Nessuno si è fatto male, ma questo non può bastare. Nel calcio non esiste democrazia: da una parte ci sono le società e i loro dipendenti (tecnici e giocatori), dall’altra c’è il pubblico, ed è bene che le due cose rimangano rigidamente separate. Si possono togliere le barriere negli stadi, sarebbe anche auspicabile sotto certi aspetti, ma poi si vedono scene come quella di ieri e uno ci ripensa su.

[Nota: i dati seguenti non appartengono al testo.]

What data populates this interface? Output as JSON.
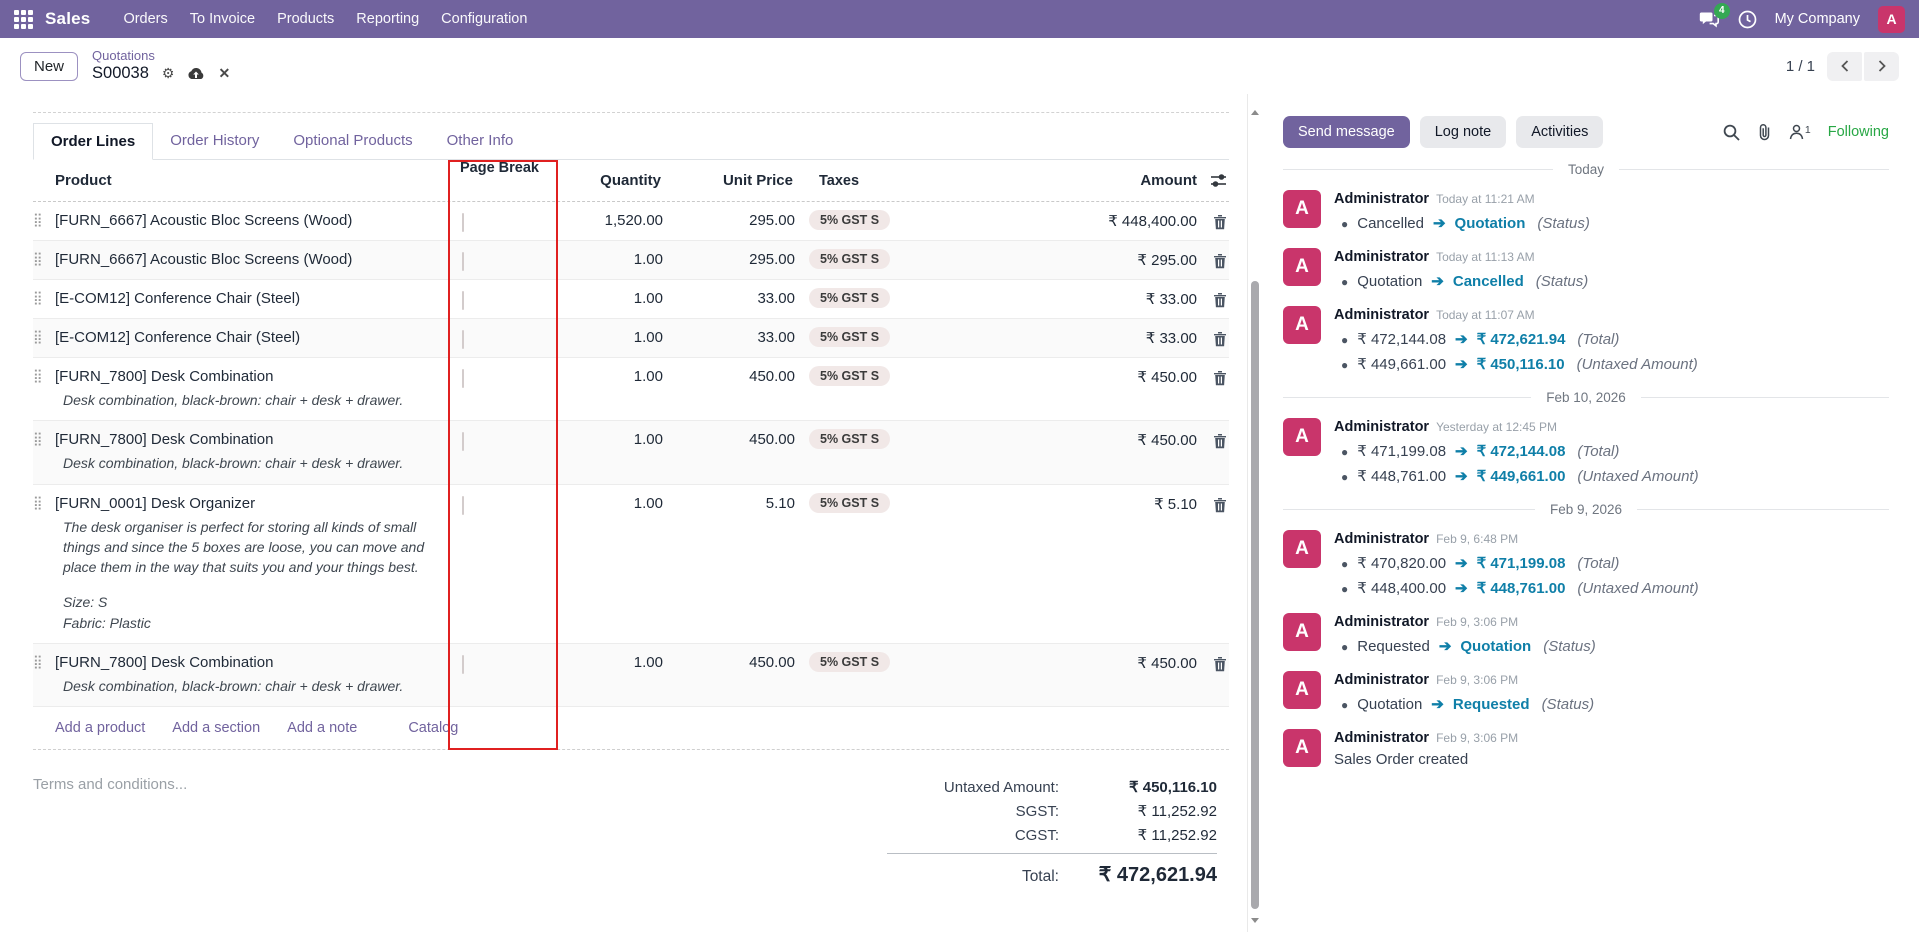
{
  "colors": {
    "primary": "#71639e",
    "avatar": "#c9356b",
    "tracking_new": "#0f7fa8",
    "highlight_red": "#e02020",
    "following_green": "#28a745",
    "badge_green": "#34a853"
  },
  "navbar": {
    "app_name": "Sales",
    "menus": [
      "Orders",
      "To Invoice",
      "Products",
      "Reporting",
      "Configuration"
    ],
    "message_count": "4",
    "company": "My Company",
    "avatar_letter": "A"
  },
  "control_panel": {
    "new_button": "New",
    "breadcrumb_parent": "Quotations",
    "record_name": "S00038",
    "pager": "1 / 1"
  },
  "tabs": [
    {
      "label": "Order Lines"
    },
    {
      "label": "Order History"
    },
    {
      "label": "Optional Products"
    },
    {
      "label": "Other Info"
    }
  ],
  "order_lines": {
    "columns": {
      "product": "Product",
      "page_break": "Page Break",
      "quantity": "Quantity",
      "unit_price": "Unit Price",
      "taxes": "Taxes",
      "amount": "Amount"
    },
    "rows": [
      {
        "product": "[FURN_6667] Acoustic Bloc Screens (Wood)",
        "description_lines": [],
        "quantity": "1,520.00",
        "unit_price": "295.00",
        "tax": "5% GST S",
        "amount": "₹ 448,400.00"
      },
      {
        "product": "[FURN_6667] Acoustic Bloc Screens (Wood)",
        "description_lines": [],
        "quantity": "1.00",
        "unit_price": "295.00",
        "tax": "5% GST S",
        "amount": "₹ 295.00"
      },
      {
        "product": "[E-COM12] Conference Chair (Steel)",
        "description_lines": [],
        "quantity": "1.00",
        "unit_price": "33.00",
        "tax": "5% GST S",
        "amount": "₹ 33.00"
      },
      {
        "product": "[E-COM12] Conference Chair (Steel)",
        "description_lines": [],
        "quantity": "1.00",
        "unit_price": "33.00",
        "tax": "5% GST S",
        "amount": "₹ 33.00"
      },
      {
        "product": "[FURN_7800] Desk Combination",
        "description_lines": [
          "Desk combination, black-brown: chair + desk + drawer."
        ],
        "quantity": "1.00",
        "unit_price": "450.00",
        "tax": "5% GST S",
        "amount": "₹ 450.00"
      },
      {
        "product": "[FURN_7800] Desk Combination",
        "description_lines": [
          "Desk combination, black-brown: chair + desk + drawer."
        ],
        "quantity": "1.00",
        "unit_price": "450.00",
        "tax": "5% GST S",
        "amount": "₹ 450.00"
      },
      {
        "product": "[FURN_0001] Desk Organizer",
        "description_lines": [
          "The desk organiser is perfect for storing all kinds of small things and since the 5 boxes are loose, you can move and place them in the way that suits you and your things best.",
          "",
          "Size: S",
          "Fabric: Plastic"
        ],
        "quantity": "1.00",
        "unit_price": "5.10",
        "tax": "5% GST S",
        "amount": "₹ 5.10"
      },
      {
        "product": "[FURN_7800] Desk Combination",
        "description_lines": [
          "Desk combination, black-brown: chair + desk + drawer."
        ],
        "quantity": "1.00",
        "unit_price": "450.00",
        "tax": "5% GST S",
        "amount": "₹ 450.00"
      }
    ],
    "footer_links": [
      "Add a product",
      "Add a section",
      "Add a note",
      "Catalog"
    ]
  },
  "terms_placeholder": "Terms and conditions...",
  "totals": {
    "rows": [
      {
        "label": "Untaxed Amount:",
        "value": "₹ 450,116.10"
      },
      {
        "label": "SGST:",
        "value": "₹ 11,252.92"
      },
      {
        "label": "CGST:",
        "value": "₹ 11,252.92"
      },
      {
        "label": "Total:",
        "value": "₹ 472,621.94"
      }
    ]
  },
  "chatter": {
    "send_label": "Send message",
    "log_label": "Log note",
    "activities_label": "Activities",
    "followers_count": "1",
    "following_label": "Following",
    "avatar_letter": "A",
    "feed": [
      {
        "type": "divider",
        "label": "Today"
      },
      {
        "type": "message",
        "author": "Administrator",
        "time": "Today at 11:21 AM",
        "lines": [
          {
            "old": "Cancelled",
            "new": "Quotation",
            "field": "(Status)"
          }
        ]
      },
      {
        "type": "message",
        "author": "Administrator",
        "time": "Today at 11:13 AM",
        "lines": [
          {
            "old": "Quotation",
            "new": "Cancelled",
            "field": "(Status)"
          }
        ]
      },
      {
        "type": "message",
        "author": "Administrator",
        "time": "Today at 11:07 AM",
        "lines": [
          {
            "old": "₹ 472,144.08",
            "new": "₹ 472,621.94",
            "field": "(Total)"
          },
          {
            "old": "₹ 449,661.00",
            "new": "₹ 450,116.10",
            "field": "(Untaxed Amount)"
          }
        ]
      },
      {
        "type": "divider",
        "label": "Feb 10, 2026"
      },
      {
        "type": "message",
        "author": "Administrator",
        "time": "Yesterday at 12:45 PM",
        "lines": [
          {
            "old": "₹ 471,199.08",
            "new": "₹ 472,144.08",
            "field": "(Total)"
          },
          {
            "old": "₹ 448,761.00",
            "new": "₹ 449,661.00",
            "field": "(Untaxed Amount)"
          }
        ]
      },
      {
        "type": "divider",
        "label": "Feb 9, 2026"
      },
      {
        "type": "message",
        "author": "Administrator",
        "time": "Feb 9, 6:48 PM",
        "lines": [
          {
            "old": "₹ 470,820.00",
            "new": "₹ 471,199.08",
            "field": "(Total)"
          },
          {
            "old": "₹ 448,400.00",
            "new": "₹ 448,761.00",
            "field": "(Untaxed Amount)"
          }
        ]
      },
      {
        "type": "message",
        "author": "Administrator",
        "time": "Feb 9, 3:06 PM",
        "lines": [
          {
            "old": "Requested",
            "new": "Quotation",
            "field": "(Status)"
          }
        ]
      },
      {
        "type": "message",
        "author": "Administrator",
        "time": "Feb 9, 3:06 PM",
        "lines": [
          {
            "old": "Quotation",
            "new": "Requested",
            "field": "(Status)"
          }
        ]
      },
      {
        "type": "message",
        "author": "Administrator",
        "time": "Feb 9, 3:06 PM",
        "text": "Sales Order created"
      }
    ]
  }
}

Siamo davvero maturi? A giudicare dalla stagione della Juventus, la prima in Italia a mettere i tifosi a bordo campo, sì (ma è anche vero che i risultati aiutano), a vedere i fatti di Genova, purtroppo, no. Il Wolverhampton ieri è retrocesso matematicamente perdendo in casa contro il Manchester City: dai suoi tifosi solo applausi. In Inghilterra non si invade il campo, non si impedisce ai calciatori di giocare. Ecco perché le barriere non esistono: sono semplicemente superflue.

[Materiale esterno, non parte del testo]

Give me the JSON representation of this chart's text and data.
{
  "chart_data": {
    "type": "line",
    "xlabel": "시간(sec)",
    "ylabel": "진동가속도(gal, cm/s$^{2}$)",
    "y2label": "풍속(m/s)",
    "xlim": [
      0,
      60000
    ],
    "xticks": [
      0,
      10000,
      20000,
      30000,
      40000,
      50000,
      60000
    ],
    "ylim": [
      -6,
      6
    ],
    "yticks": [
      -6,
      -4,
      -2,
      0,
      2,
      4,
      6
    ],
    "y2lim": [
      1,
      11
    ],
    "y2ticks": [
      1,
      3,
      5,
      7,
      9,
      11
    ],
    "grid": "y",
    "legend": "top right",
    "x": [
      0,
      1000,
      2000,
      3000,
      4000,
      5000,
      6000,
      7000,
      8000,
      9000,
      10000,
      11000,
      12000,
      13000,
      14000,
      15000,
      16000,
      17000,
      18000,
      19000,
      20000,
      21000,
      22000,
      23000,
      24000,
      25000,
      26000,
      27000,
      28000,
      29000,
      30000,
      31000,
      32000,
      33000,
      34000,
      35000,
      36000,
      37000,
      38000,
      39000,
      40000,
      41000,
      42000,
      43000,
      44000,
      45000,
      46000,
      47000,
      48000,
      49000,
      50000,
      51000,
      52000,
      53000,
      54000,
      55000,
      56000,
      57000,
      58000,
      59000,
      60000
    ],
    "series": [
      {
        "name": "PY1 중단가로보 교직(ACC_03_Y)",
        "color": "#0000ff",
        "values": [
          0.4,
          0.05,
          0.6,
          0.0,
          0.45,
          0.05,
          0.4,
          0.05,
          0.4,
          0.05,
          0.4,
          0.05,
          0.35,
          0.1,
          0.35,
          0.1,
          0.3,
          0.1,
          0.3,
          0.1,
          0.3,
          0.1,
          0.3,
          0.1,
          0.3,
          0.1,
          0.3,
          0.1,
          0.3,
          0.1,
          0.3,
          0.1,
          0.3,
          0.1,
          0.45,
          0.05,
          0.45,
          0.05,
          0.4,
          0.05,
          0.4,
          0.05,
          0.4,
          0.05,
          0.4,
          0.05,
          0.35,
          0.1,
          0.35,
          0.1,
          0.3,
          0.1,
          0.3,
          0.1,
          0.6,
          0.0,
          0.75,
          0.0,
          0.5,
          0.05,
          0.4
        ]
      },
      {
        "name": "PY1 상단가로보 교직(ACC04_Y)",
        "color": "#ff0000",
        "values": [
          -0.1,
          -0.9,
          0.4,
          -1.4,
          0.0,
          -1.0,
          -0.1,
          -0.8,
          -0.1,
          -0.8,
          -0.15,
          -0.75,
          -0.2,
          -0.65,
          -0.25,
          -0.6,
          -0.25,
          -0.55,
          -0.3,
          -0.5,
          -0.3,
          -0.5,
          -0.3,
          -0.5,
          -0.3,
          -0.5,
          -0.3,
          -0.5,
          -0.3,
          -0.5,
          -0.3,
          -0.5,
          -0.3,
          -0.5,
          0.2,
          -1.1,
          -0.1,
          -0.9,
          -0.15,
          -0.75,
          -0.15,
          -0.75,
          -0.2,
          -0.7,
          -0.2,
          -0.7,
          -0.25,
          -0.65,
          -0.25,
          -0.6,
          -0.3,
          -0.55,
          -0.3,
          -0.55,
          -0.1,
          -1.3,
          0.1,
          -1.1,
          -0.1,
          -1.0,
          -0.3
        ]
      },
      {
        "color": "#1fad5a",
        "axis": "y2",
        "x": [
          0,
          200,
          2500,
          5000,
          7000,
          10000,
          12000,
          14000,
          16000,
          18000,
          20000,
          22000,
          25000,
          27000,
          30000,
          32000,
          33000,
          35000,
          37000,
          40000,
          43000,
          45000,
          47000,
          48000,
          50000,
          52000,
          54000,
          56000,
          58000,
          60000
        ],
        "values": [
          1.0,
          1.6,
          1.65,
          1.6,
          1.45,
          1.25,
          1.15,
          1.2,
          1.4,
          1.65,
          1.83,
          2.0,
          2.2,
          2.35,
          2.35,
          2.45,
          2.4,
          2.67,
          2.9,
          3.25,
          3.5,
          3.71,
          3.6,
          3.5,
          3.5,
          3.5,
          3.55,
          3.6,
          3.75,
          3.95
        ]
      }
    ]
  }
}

In Italia è tutto diverso. Le società intrattengono rapporti con gli ultras, talvolta pagano loro le trasferte, capita che ne diventino ostaggio. È quello che è successo ieri. Chi paga il biglietto ha il sacrosanto diritto alla contestazione, ma non può in nessun modo minacciare o ricattare giocatori, presidenti, allenatori.

L’aspetto peggiore è però il fatto che questi ultimi si pieghino al volere degli ultras, che sia per connivenza o arrendevolezza. Vedere il capitano del Genoa, Marco Rossi, togliersi la maglia e raccogliere quelle dei compagni per consegnarle ai tifosi, è stato veramente brutto. La resa del calcio, completamente impotente, resa ancora più ridicola dalla dimostrazione che bastava reagire, come Sculli, rifiutandosi di obbedire, per riportare la situazione alla normalità.

Si potrebbe infine affrontare il discorso su come il tifoso vero si dovrebbe comportare durante i momenti di difficoltà della squadra, ma si rischierebbe di scadere nella retorica. In ogni caso, chiunque abbia praticato sport a livello agonistico, sa che a nessuno piace perdere: non a chi è sugli spalti, tantomeno a chi scende in campo. Basterebbe pensare a questo per evitare di cascare nell’odioso e banale refrain dei “giocatori mercenari”.